TIL that praising a child's intelligence may encourage them to only engage in low-risk tasks in which their intelligence won't be challenged, as learning takes a backseat to praise-seeking. This will often last throughout adulthood. Want better results? Praise them on their efforts instead.

Oh man, this is my time to shine.

I grew up a "child prodigy." I first skipped grades right after Kindergarten. Even when I was seven, my parents, my teachers, and my extended family were praising just how brilliant and remarkable I was.

I mostly coasted through school, because the material was never really challenging to me, and I was a genius right? I can't recall being given any challenging projects and I never asked for anything extra because what did I have to prove? I also never asked my parents for help from middle school and beyond because they honestly weren't that smart and couldn't remember a lot of what they had learned in school.

As the age gap between my classmates and I grew, any chance at social development I had ground to a halt. My existing social issues were magnified by the fact that I was still a kid surrounded by adolescents and later adults all the time. I had nothing in common with any of my classmates, as they were in completely different places in life. My parents didn't send me to sports or other activities where I might have eventually made friends, because I "wasn't a physical kid," and "liked books."

Then college hit like a train. I got into a very good university. Suddenly, all of my classmates were as smart as or smarter than me. They all had way more life experience. They started forming their own social circles that I (barely a teenager) had no part in. My classes were, for the first time in my life, very challenging. A couple of my professors weren't subtle with expressing their disapproval that someone my age was there. I watched one of the handful of fellow students closer in age to me completely burn out within the first few months.

I ended up with very strong impostor syndrome. I'd never developed any real study skills or discipline about doing research and assignments. I never developed the ability to keep working on things that were difficult to me and come up with solutions. I never learned how to ask others for help. While everyone around me was still harping on about what a little genius I was going to college, I was terrified that they were going to discover my secret. If it was hard, I obviously wasn't meant to be there. If I couldn't do something, it must be because I'd fooled people about being so smart all along. If I let other people know that I was struggling, they'd see me for the great big fraud that I was and would probably throw me out.

It got so bad that for a while I wouldn't turn in assignments that I didn't think were any good, because I thought it would be better if people thought I was just lazy, but not stupid.

It got a lot better after a few years. I started catching up developmentally with my school peers, and the age gap mattered less than it previously had. I found people who knew what I felt and that I wasn't a "fraud." I learned how to actually apply myself to things.

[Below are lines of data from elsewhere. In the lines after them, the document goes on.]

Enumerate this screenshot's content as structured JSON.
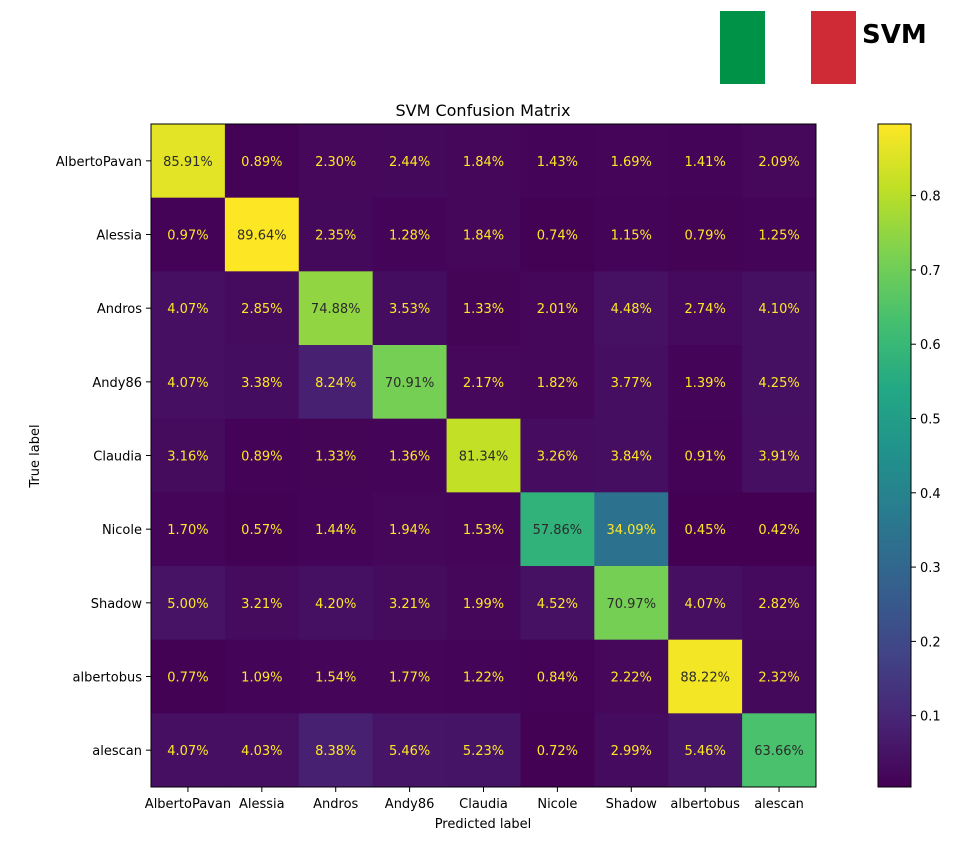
{
  "logo": {
    "text": "SVM",
    "colors": [
      "#009246",
      "#ffffff",
      "#ce2b37"
    ]
  },
  "chart_data": {
    "type": "heatmap",
    "title": "SVM Confusion Matrix",
    "xlabel": "Predicted label",
    "ylabel": "True label",
    "x_categories": [
      "AlbertoPavan",
      "Alessia",
      "Andros",
      "Andy86",
      "Claudia",
      "Nicole",
      "Shadow",
      "albertobus",
      "alescan"
    ],
    "y_categories": [
      "AlbertoPavan",
      "Alessia",
      "Andros",
      "Andy86",
      "Claudia",
      "Nicole",
      "Shadow",
      "albertobus",
      "alescan"
    ],
    "values": [
      [
        85.91,
        0.89,
        2.3,
        2.44,
        1.84,
        1.43,
        1.69,
        1.41,
        2.09
      ],
      [
        0.97,
        89.64,
        2.35,
        1.28,
        1.84,
        0.74,
        1.15,
        0.79,
        1.25
      ],
      [
        4.07,
        2.85,
        74.88,
        3.53,
        1.33,
        2.01,
        4.48,
        2.74,
        4.1
      ],
      [
        4.07,
        3.38,
        8.24,
        70.91,
        2.17,
        1.82,
        3.77,
        1.39,
        4.25
      ],
      [
        3.16,
        0.89,
        1.33,
        1.36,
        81.34,
        3.26,
        3.84,
        0.91,
        3.91
      ],
      [
        1.7,
        0.57,
        1.44,
        1.94,
        1.53,
        57.86,
        34.09,
        0.45,
        0.42
      ],
      [
        5.0,
        3.21,
        4.2,
        3.21,
        1.99,
        4.52,
        70.97,
        4.07,
        2.82
      ],
      [
        0.77,
        1.09,
        1.54,
        1.77,
        1.22,
        0.84,
        2.22,
        88.22,
        2.32
      ],
      [
        4.07,
        4.03,
        8.38,
        5.46,
        5.23,
        0.72,
        2.99,
        5.46,
        63.66
      ]
    ],
    "value_unit": "%",
    "colormap": "viridis",
    "colorbar": {
      "range": [
        0.004,
        0.8964
      ],
      "ticks": [
        0.1,
        0.2,
        0.3,
        0.4,
        0.5,
        0.6,
        0.7,
        0.8
      ],
      "tick_labels": [
        "0.1",
        "0.2",
        "0.3",
        "0.4",
        "0.5",
        "0.6",
        "0.7",
        "0.8"
      ]
    },
    "label_colors": {
      "light": "#fde725",
      "dark": "#2b2b2b"
    },
    "grid": false
  }
}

But I'm never going to get the dozen or so years of my life I spent having my thoughts twisted into the mold that other people wanted me to be back. I'm never going to have had a normal or healthy childhood. I still, to this day, struggle with impostor syndrome. My social skills are something I still have to work a lot on.

If my children also turn out to be smart (or not), I will first and foremost praise their hard work and their creativity and their commitment to following through on things. Sure, I will praise them for being intelligent and for getting things right. But I will not fall into the trap that being intelligent simply means everything coming easy to you. I'll also be very wary before allowing them to skip any grades, and especially before allowing them to skip several. Some things can wait.